The Blanket
Today I bought a blanket. I saw it when I walked into the store, hanging with other throw blankets. It was cream and blue and brown, in a mod circle pattern. The first thing that hit me was that it was something I would have bought for Devin’s room – it would have matched perfectly. My step faltered with the thought, but I turned and headed straight towards it, instead of angling away. It was so soft when I touched it… so perfect for a baby. That sealed the deal. I bought it.
I took a nap with it today. And at night when I rolled into Den’s arms for our nighttime snuggle I pulled it with me, clutched tight under my arm.
I told Den that it was the kind of throw blanket I would use to put down for a baby to play on… for Devin to play on. I paused and grabbed Sheepie, and sat him on the blanket.
There’s still sitting there, Sheepie and the blanket, between my husband and me on the bed. I look over, touch the soft blanket, and smile. He would have liked that blanket.

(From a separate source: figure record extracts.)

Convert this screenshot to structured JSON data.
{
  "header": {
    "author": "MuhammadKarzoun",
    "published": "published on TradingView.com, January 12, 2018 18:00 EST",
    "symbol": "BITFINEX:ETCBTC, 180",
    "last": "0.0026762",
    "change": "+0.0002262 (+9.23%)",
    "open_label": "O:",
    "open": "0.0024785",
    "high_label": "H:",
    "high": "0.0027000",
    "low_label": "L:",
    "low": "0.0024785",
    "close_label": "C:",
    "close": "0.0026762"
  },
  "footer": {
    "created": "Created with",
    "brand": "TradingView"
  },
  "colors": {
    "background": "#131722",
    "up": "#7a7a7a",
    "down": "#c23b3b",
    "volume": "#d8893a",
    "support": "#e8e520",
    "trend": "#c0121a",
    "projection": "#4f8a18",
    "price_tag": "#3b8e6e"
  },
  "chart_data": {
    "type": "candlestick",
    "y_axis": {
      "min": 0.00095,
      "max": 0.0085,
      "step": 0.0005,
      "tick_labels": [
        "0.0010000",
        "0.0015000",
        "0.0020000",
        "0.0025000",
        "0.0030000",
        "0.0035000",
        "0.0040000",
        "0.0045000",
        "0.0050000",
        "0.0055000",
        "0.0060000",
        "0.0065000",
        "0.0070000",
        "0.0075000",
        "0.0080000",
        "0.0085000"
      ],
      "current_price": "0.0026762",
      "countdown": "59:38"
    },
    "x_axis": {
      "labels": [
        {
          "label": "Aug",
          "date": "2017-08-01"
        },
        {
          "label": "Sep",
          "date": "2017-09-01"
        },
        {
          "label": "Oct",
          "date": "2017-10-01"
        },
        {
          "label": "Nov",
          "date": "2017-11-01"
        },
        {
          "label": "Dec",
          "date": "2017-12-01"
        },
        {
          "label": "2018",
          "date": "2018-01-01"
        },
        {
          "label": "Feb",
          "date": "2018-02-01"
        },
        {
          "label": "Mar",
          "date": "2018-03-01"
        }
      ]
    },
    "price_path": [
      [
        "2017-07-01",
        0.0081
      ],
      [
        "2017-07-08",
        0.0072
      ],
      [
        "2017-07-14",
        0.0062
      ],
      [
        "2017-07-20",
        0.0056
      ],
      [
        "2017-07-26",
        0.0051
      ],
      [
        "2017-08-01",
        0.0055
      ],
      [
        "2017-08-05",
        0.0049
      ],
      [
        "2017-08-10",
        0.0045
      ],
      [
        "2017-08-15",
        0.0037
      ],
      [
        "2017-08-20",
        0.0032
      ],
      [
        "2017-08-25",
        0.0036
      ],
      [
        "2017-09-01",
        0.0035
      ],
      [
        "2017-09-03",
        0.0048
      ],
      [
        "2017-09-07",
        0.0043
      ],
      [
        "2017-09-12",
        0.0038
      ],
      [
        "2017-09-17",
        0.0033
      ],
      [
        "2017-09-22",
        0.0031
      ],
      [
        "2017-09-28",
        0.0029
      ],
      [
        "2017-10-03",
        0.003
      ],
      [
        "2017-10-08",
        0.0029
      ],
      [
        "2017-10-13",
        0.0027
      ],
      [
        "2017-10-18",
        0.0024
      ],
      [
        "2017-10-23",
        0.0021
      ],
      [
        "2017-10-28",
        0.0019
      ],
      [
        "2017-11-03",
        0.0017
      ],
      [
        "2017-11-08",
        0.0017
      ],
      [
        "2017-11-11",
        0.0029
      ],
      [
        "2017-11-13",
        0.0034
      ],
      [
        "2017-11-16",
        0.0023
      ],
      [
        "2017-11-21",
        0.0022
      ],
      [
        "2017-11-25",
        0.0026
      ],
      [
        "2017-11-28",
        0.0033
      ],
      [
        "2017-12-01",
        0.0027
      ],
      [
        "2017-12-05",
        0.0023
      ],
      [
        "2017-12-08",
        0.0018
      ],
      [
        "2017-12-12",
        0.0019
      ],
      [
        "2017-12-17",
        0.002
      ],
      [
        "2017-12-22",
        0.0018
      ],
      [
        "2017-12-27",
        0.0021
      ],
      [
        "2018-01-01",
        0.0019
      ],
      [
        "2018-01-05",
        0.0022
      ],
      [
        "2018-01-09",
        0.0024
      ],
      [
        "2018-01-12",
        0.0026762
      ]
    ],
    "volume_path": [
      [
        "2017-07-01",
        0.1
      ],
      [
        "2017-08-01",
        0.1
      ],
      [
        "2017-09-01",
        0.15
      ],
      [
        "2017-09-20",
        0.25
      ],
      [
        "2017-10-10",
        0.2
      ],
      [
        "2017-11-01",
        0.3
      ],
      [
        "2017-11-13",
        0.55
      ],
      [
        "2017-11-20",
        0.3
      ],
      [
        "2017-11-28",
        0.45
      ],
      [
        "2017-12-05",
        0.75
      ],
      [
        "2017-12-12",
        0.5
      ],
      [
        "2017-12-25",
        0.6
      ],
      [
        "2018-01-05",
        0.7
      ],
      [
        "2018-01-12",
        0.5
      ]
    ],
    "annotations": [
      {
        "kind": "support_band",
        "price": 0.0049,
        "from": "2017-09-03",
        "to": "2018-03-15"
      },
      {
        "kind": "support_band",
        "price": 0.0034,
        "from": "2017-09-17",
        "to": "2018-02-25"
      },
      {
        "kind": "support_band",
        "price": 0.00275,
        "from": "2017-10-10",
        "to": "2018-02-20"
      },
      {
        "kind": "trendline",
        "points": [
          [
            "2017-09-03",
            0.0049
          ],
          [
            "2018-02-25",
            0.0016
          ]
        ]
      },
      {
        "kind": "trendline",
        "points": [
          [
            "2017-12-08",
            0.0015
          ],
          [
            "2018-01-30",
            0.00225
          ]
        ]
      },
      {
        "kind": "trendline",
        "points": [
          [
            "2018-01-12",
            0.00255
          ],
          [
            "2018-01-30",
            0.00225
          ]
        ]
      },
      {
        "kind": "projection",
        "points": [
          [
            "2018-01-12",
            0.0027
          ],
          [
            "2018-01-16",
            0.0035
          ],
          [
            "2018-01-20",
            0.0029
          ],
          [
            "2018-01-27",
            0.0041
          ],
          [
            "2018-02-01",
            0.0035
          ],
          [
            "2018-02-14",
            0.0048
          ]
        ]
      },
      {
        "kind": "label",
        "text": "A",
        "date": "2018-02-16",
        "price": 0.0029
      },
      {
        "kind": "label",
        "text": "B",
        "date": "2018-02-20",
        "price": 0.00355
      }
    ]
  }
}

I really admire people like you and C. who can go ahead and make these purchases. I just shut down and don’t even look or think. Good for you, I say, good for you.
i had a little dog for my son. got it him when we found out we were pg w/ twins. one for each boy. c still has his. loves it. d would have loved it too. i used to put it in his crib. it sat right where he was supposed to be. so quiet and so still. his blanket is MY lovie now. it is soft w/ dragon files on it. i hold it everynight and it’s been almost 2 years and 2 babies ago. doesn’t matter. it’s his.
like tash said good for you for getting that blanket. devin’s blanket. he will share it with his bro/sis.
Yes, it’s amazing how things like that can connect us to our lost children. Good to have those things around the house. Took me a while to realize that.